COMPARATIVE STUDY
JOURNAL ARTICLE

Neurally triggered breaths have reduced response time, work of breathing, and asynchrony compared with pneumatically triggered breaths in a recovering animal model of lung injury

Mark J Heulitt, Katherine C Clement, Shirley J Holt, Tracy L Thurman, Chan-Hee Jo
Pediatric Critical Care Medicine 2012, 13 (3): e195-203
22079957

OBJECTIVE: Our objective was to compare response time, pressure time product as a reflection of work of breathing, and incidence and type of asynchrony in neurally vs. pneumatically triggered breaths in a spontaneously breathing animal model with resolving lung injury.

DESIGN: Prospective animal study.

SETTING: Experimental laboratory.

SUBJECTS: Male Yorkshire pigs.

INTERVENTIONS: Intubated, sedated pigs were ventilated using neurally adjusted ventilatory assist and pressure support ventilation with healthy and sick/recruited lungs. After injury, the lung was recruited using a computer-driven protocol. Respiratory mechanics were determined using a forced oscillation technique, and airway flow and pressure waveforms were acquired using a pneumotachograph.

MEASUREMENTS AND MAIN RESULTS: Waveforms were analyzed for trigger delay, pressure time product, and asynchrony. Trigger delay was defined as the time interval (ms) from initiation of a breath to the beginning of ventilator pressurization. Pressure time product was measured as the area of the pressure curve for animal effort (area A) and ventilator response (area B). Asynchrony was classified according to triggering problems, adequacy of flow delivery, and adequate breath termination. Mean values were compared using the Wilcoxon signed-ranks test (p < .05). Trigger delay (ms) was less in neurally triggered breaths (pressure support ventilation healthy 104 ± 27 vs. neurally adjusted ventilatory assist healthy 72 ± 30, pressure support ventilation sick/recruited 77 ± 18 vs. neurally adjusted ventilatory assist sick/recruited 38 ± 18, p < .01). Pressure time product areas A and B were decreased for neurally triggered breaths compared with pressure support ventilation in both healthy and recruited animals (p ≤ .02). Overall, the percentage of asynchrony was less for neurally adjusted ventilatory assist breaths in the recruited animals (pressure support ventilation 27% and neurally adjusted ventilatory assist 6%).

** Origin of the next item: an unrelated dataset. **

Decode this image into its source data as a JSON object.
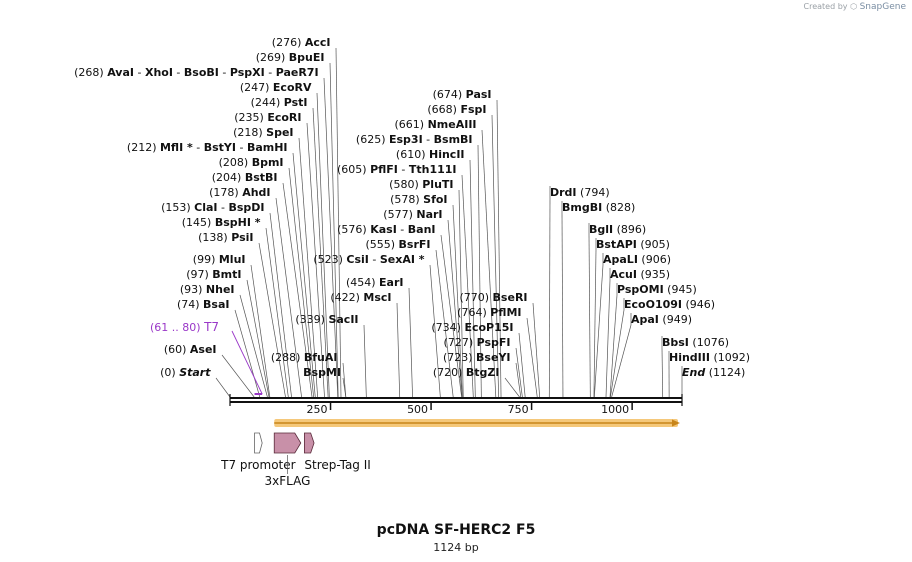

CONCLUSIONS: Neurally triggered breaths have reduced asynchrony, trigger delay, and pressure time product, which may indicate reduced work of breathing associated with less effort to trigger the ventilator and faster response to effort. Further study is required to demonstrate if these differences will lead to decreased days of ventilation and less use of sedation in patients.